The announcement follows three years of collaboration on the development of FlavaBars, a line of premium chocolate bars said to contain five times the cocoa flavanol content of a typical dark chocolate bar.
FlavaBars are available in six flavours, including: Roasted Almond and Himalayan Pink Salt, Blueberry and Green Tea Matcha, Pure Cocoa Nibs, Espresso Ground Coffee, Crystallised Ginger and Saigon Cinnamon and Classic Dark. They contain all-natural ingredients and 500mg of cocoa flavanols per serving, the brand says.
According to research carried out by Barry Callebaut, although flavanols are naturally occurring in cocoa beans, they are significantly reduced during the traditional chocolate production process. Requiring no additives or fortification, the chocolate retains flavanols through optimised cocoa sourcing and processing.
Peter Boone, CEO & president, Barry Callebaut Americas, says, “Consumers today are constantly trying to achieve balance in their diet.
“Our proprietary sourcing and processing methods allow us to better preserve the naturally existing flavanols in cocoa.

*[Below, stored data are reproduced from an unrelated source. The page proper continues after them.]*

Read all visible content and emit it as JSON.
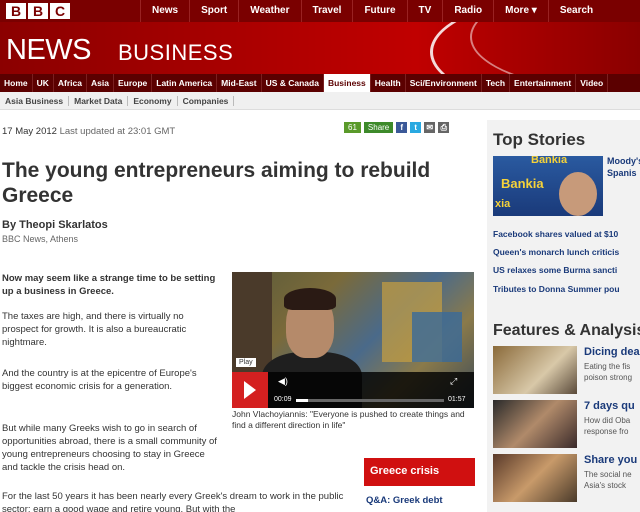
{
  "brand": {
    "letters": [
      "B",
      "B",
      "C"
    ]
  },
  "topnav": [
    "News",
    "Sport",
    "Weather",
    "Travel",
    "Future",
    "TV",
    "Radio",
    "More ▾",
    "Search"
  ],
  "banner": {
    "title": "NEWS",
    "subtitle": "BUSINESS"
  },
  "secnav": [
    "Home",
    "UK",
    "Africa",
    "Asia",
    "Europe",
    "Latin America",
    "Mid-East",
    "US & Canada",
    "Business",
    "Health",
    "Sci/Environment",
    "Tech",
    "Entertainment",
    "Video"
  ],
  "secnav_active": "Business",
  "subnav": [
    "Asia Business",
    "Market Data",
    "Economy",
    "Companies"
  ],
  "article": {
    "date": "17 May 2012",
    "updated": "Last updated at 23:01 GMT",
    "share_count": "61",
    "share_label": "Share",
    "headline": "The young entrepreneurs aiming to rebuild Greece",
    "byline": "By Theopi Skarlatos",
    "byline_sub": "BBC News, Athens",
    "para1": "Now may seem like a strange time to be setting up a business in Greece.",
    "para2": "The taxes are high, and there is virtually no prospect for growth. It is also a bureaucratic nightmare.",
    "para3": "And the country is at the epicentre of Europe's biggest economic crisis for a generation.",
    "para4": "But while many Greeks wish to go in search of opportunities abroad, there is a small community of young entrepreneurs choosing to stay in Greece and tackle the crisis head on.",
    "para5": "For the last 50 years it has been nearly every Greek's dream to work in the public sector: earn a good wage and retire young. But with the"
  },
  "video": {
    "play_label": "Play",
    "time_current": "00:09",
    "time_total": "01:57",
    "progress": 0.08,
    "caption": "John Vlachoyiannis: \"Everyone is pushed to create things and find a different direction in life\""
  },
  "crisis": {
    "title": "Greece crisis",
    "link": "Q&A: Greek debt"
  },
  "top_stories": {
    "title": "Top Stories",
    "image_text": [
      "Bankia",
      "Bankia",
      "xia"
    ],
    "caption_lines": [
      "Moody's",
      "Spanis"
    ],
    "links": [
      "Facebook shares valued at $10",
      "Queen's monarch lunch criticis",
      "US relaxes some Burma sancti",
      "Tributes to Donna Summer pou"
    ]
  },
  "features": {
    "title": "Features & Analysis",
    "items": [
      {
        "head": "Dicing dea",
        "text": [
          "Eating the fis",
          "poison strong"
        ]
      },
      {
        "head": "7 days qu",
        "text": [
          "How did Oba",
          "response fro"
        ]
      },
      {
        "head": "Share you",
        "text": [
          "The social ne",
          "Asia's stock"
        ]
      }
    ]
  },
  "colors": {
    "brand_dark": "#7a0000",
    "brand_red": "#c00000",
    "link_blue": "#1a3a7a",
    "crisis_red": "#d01010"
  }
}
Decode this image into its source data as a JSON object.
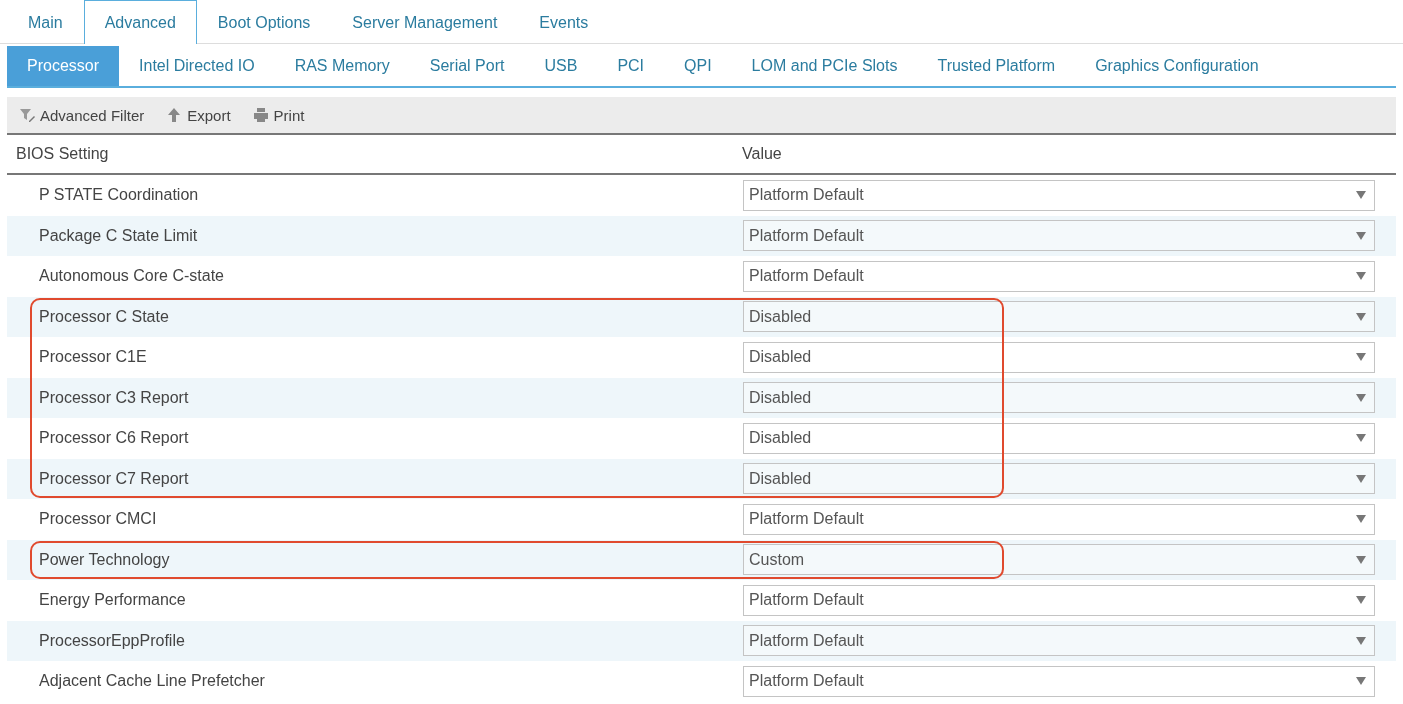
{
  "top_tabs": [
    {
      "label": "Main",
      "selected": false
    },
    {
      "label": "Advanced",
      "selected": true
    },
    {
      "label": "Boot Options",
      "selected": false
    },
    {
      "label": "Server Management",
      "selected": false
    },
    {
      "label": "Events",
      "selected": false
    }
  ],
  "sub_tabs": [
    {
      "label": "Processor",
      "selected": true
    },
    {
      "label": "Intel Directed IO",
      "selected": false
    },
    {
      "label": "RAS Memory",
      "selected": false
    },
    {
      "label": "Serial Port",
      "selected": false
    },
    {
      "label": "USB",
      "selected": false
    },
    {
      "label": "PCI",
      "selected": false
    },
    {
      "label": "QPI",
      "selected": false
    },
    {
      "label": "LOM and PCIe Slots",
      "selected": false
    },
    {
      "label": "Trusted Platform",
      "selected": false
    },
    {
      "label": "Graphics Configuration",
      "selected": false
    }
  ],
  "toolbar": [
    {
      "label": "Advanced Filter",
      "kind": "filter"
    },
    {
      "label": "Export",
      "kind": "export"
    },
    {
      "label": "Print",
      "kind": "print"
    }
  ],
  "table": {
    "columns": [
      "BIOS Setting",
      "Value"
    ],
    "rows": [
      {
        "setting": "P STATE Coordination",
        "value": "Platform Default",
        "highlighted": false
      },
      {
        "setting": "Package C State Limit",
        "value": "Platform Default",
        "highlighted": false
      },
      {
        "setting": "Autonomous Core C-state",
        "value": "Platform Default",
        "highlighted": false
      },
      {
        "setting": "Processor C State",
        "value": "Disabled",
        "highlighted": true
      },
      {
        "setting": "Processor C1E",
        "value": "Disabled",
        "highlighted": true
      },
      {
        "setting": "Processor C3 Report",
        "value": "Disabled",
        "highlighted": true
      },
      {
        "setting": "Processor C6 Report",
        "value": "Disabled",
        "highlighted": true
      },
      {
        "setting": "Processor C7 Report",
        "value": "Disabled",
        "highlighted": true
      },
      {
        "setting": "Processor CMCI",
        "value": "Platform Default",
        "highlighted": false
      },
      {
        "setting": "Power Technology",
        "value": "Custom",
        "highlighted": true
      },
      {
        "setting": "Energy Performance",
        "value": "Platform Default",
        "highlighted": false
      },
      {
        "setting": "ProcessorEppProfile",
        "value": "Platform Default",
        "highlighted": false
      },
      {
        "setting": "Adjacent Cache Line Prefetcher",
        "value": "Platform Default",
        "highlighted": false
      }
    ]
  }
}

Working with FlavaNaturals, we are able to provide a new chocolate experience for US consumers.”
FlavaNaturals founder & CEO Alan Frost, comments, “FlavaNaturals is proud to partner with Barry Callebaut, a world leader in cocoa innovation and sustainability. Our ultimate vision is to change the way people think about consuming chocolate. Chocolate may have been your weakness, but with FlavaBar, it becomes your strength.”
FlavaBars are primarily available online. FlavaNaturals plans expansion to retail in spring 2018.